Suara.com - Harga minyak dunia menyentuh level tertinggi dua bulan pada perdagangan Rabu (12/1/2022), di tengah ketatnya pasokan karena persediaan minyak mentah di Amerika Serikat, konsumen utama dunia, merosot ke tingkat terendah sejak 2018.
Selain itu, minyak juga terangkat karena dolar melemah dan meredanya kekhawatiran tentang varian Omicron virus Corona.
Mengutip CNBC, Kamis (13/1/2022) minyak mentah berjangka Brent, patokan internasional, ditutup melonjak 95 sen, atau 1,1 persen menjadi USD 84,67 per barel. Sementara itu, patokan Amerika, minyak mentah berjangka West Texas Intermediate (WTI), melesat USD 1,42 atau 1,8 persen menjadi USD 82,64 per barel.
Persediaan minyak mentah Amerika Serikat turun 4,6 juta barel pekan lalu menjadi 413,3 juta barel, terendah sejak Oktober 2018, tutur Badan Informasi Energi.
Baca Juga: Amerika Serikat Lepas 870.000 Barel Minyak untuk Shell
"Penarikan minyak mentah lebih besar dari ekspektasi meski ada penurunan material dalam aktivitas penyulingan," kata Matt Smith, analis Kpler, sebuah perusahaan data.
Pelemahan dolar adalah pendorong utama harga minyak bergerak lebih tinggi, bahkan melampaui penarikan EIA, ungkap Smith lagi.
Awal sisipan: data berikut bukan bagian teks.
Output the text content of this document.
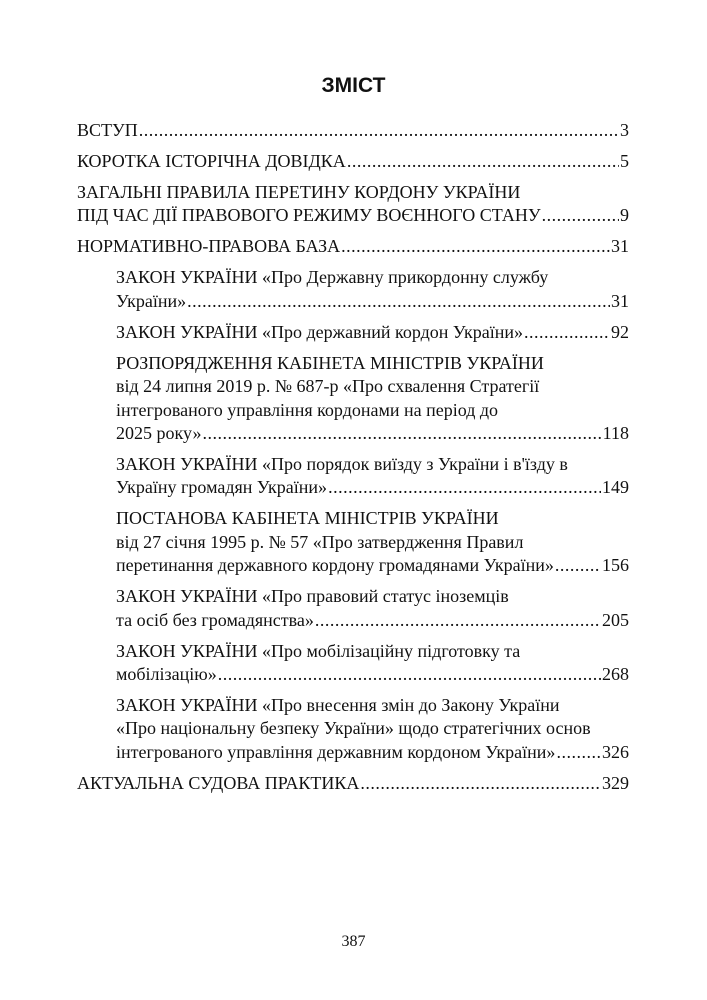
ЗМІСТ
ВСТУП .....	3
КОРОТКА ІСТОРІЧНА ДОВІДКА .....	5
ЗАГАЛЬНІ ПРАВИЛА ПЕРЕТИНУ КОРДОНУ УКРАЇНИ
ПІД ЧАС ДІЇ ПРАВОВОГО РЕЖИМУ ВОЄННОГО СТАНУ .....	9
НОРМАТИВНО-ПРАВОВА БАЗА .....	31
ЗАКОН УКРАЇНИ «Про Державну прикордонну службу
України» .....	31
ЗАКОН УКРАЇНИ «Про державний кордон України» .....	92
РОЗПОРЯДЖЕННЯ КАБІНЕТА МІНІСТРІВ УКРАЇНИ
від 24 липня 2019 р. № 687-р «Про схвалення Стратегії
інтегрованого управління кордонами на період до
2025 року» .....	118
ЗАКОН УКРАЇНИ «Про порядок виїзду з України і в'їзду в
Україну громадян України» .....	149
ПОСТАНОВА КАБІНЕТА МІНІСТРІВ УКРАЇНИ
від 27 січня 1995 р. № 57 «Про затвердження Правил
перетинання державного кордону громадянами України» .....	156
ЗАКОН УКРАЇНИ «Про правовий статус іноземців
та осіб без громадянства» .....	205
ЗАКОН УКРАЇНИ «Про мобілізаційну підготовку та
мобілізацію» .....	268
ЗАКОН УКРАЇНИ «Про внесення змін до Закону України
«Про національну безпеку України» щодо стратегічних основ
інтегрованого управління державним кордоном України» .....	326
АКТУАЛЬНА СУДОВА ПРАКТИКА .....	329
387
Depresiasi greenback membuat kontrak minyak berdenominasi dolar itu lebih murah bagi pemegang mata uang lainnya.
Indeks Dolar (Indeks DXY) jatuh ke level terendah dua bulan terhadap sekeranjang mata uang setelah data menunjukkan indeks harga konsumen Amerika meningkat solid pada Desember.
Persediaan minyak mentah Amerika turun selama tujuh minggu berturut-turut, dan persediaan secara keseluruhan mengetat di seluruh dunia karena produsen utama berjuang untuk meningkatkan pasokan bahkan ketika permintaan melesat meski kasus Omicron melonjak.
Produsen OPEC Plus, Organisasi Negara Eksportir Minyak dan sekutunya, masih mempertahankan produksi lebih dari 3 juta barel per hari (bph) kendati ekspor Iran terhambat oleh sanksi Amerika.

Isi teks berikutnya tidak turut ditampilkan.